Related tags Monoclonal antibodies Stock

PDL Biopharma has restructured its board of directors and
reaffirmed its strategic focus as it attempts to recover from a
challenging period.

The company is to diverge into two separate entities, one of which will develop PDL's biotechnology pipeline using $375m of capital which will be made available after the split. The other entity will hold the rights to future royalties PDL is due to receive. PDL has said this funding will be sufficient for its drug development arm to function for several years. Beyond this the company would have to look for partnerships or financing. By that time analysts expect daclizumab, a drug for the treatment of multiple sclerosis, to have passed through phase II testing. In addition another three compounds are predicted to have completed proof-of-concept Phase II testing within that time frame. PDL has in the past suffered from missing drug-development timelines. This is something the new leadership, jointly held by Brad Goodwin, Joseph Klein and Laurence Korn until a new CEO is found, will be trying to avoid. The management team will be hoping this new focus will draw a line under a difficult period for the company, which has suffered from the failure of lead drug Nuvion (visilizumab) among other setbacks. The fallout from these issues saw the company's share price plummet from almost $28 a share to a low of $9, highlighting the precarious position faced by many biotechs. However, the splitting of the company could reverse this trend, with many stock advice sites such as SeekingAlpha extolling the move and stock price rising by 4 per cent upon the resignation of interim CEO Patrick Gage. The popularity of the split is primarily due to the rewards on offer from the non-developmental company formed in the divergence. This company will hold the rights to all future royalties PDL is due to receive from companies including Genentech, AstraZeneca and Wyeth.
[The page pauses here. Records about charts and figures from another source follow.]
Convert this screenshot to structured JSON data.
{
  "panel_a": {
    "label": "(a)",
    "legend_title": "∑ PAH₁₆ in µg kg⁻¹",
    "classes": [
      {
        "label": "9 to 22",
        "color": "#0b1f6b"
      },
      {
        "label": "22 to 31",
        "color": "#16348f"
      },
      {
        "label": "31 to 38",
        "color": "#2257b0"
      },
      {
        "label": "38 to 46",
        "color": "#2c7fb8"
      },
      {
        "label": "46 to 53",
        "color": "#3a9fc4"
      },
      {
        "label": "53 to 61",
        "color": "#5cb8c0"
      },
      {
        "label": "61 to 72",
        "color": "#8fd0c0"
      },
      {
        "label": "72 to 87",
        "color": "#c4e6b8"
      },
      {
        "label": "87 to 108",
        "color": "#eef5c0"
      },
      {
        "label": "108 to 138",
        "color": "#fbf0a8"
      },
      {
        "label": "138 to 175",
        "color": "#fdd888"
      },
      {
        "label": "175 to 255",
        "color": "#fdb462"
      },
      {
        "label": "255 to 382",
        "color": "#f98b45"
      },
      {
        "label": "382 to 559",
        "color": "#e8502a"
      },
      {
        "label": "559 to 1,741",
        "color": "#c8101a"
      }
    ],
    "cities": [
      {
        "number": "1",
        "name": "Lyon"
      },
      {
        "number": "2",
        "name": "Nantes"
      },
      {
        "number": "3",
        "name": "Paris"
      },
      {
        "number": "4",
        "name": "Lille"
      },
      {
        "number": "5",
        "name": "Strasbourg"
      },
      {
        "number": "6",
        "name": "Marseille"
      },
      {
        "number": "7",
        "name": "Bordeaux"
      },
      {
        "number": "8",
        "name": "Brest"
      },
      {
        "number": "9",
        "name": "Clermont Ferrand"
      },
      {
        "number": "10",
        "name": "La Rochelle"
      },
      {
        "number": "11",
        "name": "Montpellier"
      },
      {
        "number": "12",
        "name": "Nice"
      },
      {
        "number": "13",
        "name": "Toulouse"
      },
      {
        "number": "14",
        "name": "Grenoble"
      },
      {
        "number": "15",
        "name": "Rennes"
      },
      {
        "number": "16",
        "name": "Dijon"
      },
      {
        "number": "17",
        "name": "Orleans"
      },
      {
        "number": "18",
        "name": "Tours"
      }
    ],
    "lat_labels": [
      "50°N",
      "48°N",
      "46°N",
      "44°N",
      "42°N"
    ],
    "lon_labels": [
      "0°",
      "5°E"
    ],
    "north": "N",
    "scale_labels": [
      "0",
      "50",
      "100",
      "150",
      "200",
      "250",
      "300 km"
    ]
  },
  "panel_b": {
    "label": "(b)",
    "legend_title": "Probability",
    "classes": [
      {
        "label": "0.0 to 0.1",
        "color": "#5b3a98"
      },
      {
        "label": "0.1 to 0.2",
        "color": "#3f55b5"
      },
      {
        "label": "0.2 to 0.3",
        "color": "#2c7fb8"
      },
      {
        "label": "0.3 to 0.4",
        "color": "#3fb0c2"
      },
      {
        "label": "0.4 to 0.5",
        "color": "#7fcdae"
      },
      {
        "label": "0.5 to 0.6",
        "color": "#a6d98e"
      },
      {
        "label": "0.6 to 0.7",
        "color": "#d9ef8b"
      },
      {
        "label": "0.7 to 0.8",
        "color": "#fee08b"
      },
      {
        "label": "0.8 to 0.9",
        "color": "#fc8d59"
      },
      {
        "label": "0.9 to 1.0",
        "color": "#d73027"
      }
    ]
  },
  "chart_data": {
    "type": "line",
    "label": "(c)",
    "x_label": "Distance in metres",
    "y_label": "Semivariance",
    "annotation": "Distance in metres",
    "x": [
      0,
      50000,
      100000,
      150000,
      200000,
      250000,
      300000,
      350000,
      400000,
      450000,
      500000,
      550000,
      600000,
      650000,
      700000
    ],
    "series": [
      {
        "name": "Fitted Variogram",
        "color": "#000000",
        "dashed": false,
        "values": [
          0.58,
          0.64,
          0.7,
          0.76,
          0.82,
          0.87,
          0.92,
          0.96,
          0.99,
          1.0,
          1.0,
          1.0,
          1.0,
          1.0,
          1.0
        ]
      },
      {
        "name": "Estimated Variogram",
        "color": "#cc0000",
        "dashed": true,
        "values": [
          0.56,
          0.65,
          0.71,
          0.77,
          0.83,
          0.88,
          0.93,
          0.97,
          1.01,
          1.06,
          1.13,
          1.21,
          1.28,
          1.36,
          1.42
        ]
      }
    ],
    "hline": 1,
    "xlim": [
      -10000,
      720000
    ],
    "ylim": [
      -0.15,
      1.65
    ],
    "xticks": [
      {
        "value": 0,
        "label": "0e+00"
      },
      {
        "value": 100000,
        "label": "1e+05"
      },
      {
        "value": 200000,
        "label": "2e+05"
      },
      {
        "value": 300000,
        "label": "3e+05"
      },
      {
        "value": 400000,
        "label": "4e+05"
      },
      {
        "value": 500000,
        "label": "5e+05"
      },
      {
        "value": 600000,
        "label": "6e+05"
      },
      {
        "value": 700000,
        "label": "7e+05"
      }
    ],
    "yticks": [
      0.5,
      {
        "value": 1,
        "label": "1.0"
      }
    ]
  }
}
Financial investors have been welcomed the creation of the royalty holding company as they anticipate significant special dividends being paid out as a result of breaking up the company. This revenue stream is due to run dry around 2014 when PDL's Queen patents for the manufacture of humanized monoclonal antibodies expires. In the meantime PDL has bought itself some breathing space and won back some dissenting investors which could be just what the company needs to kick start its recovery.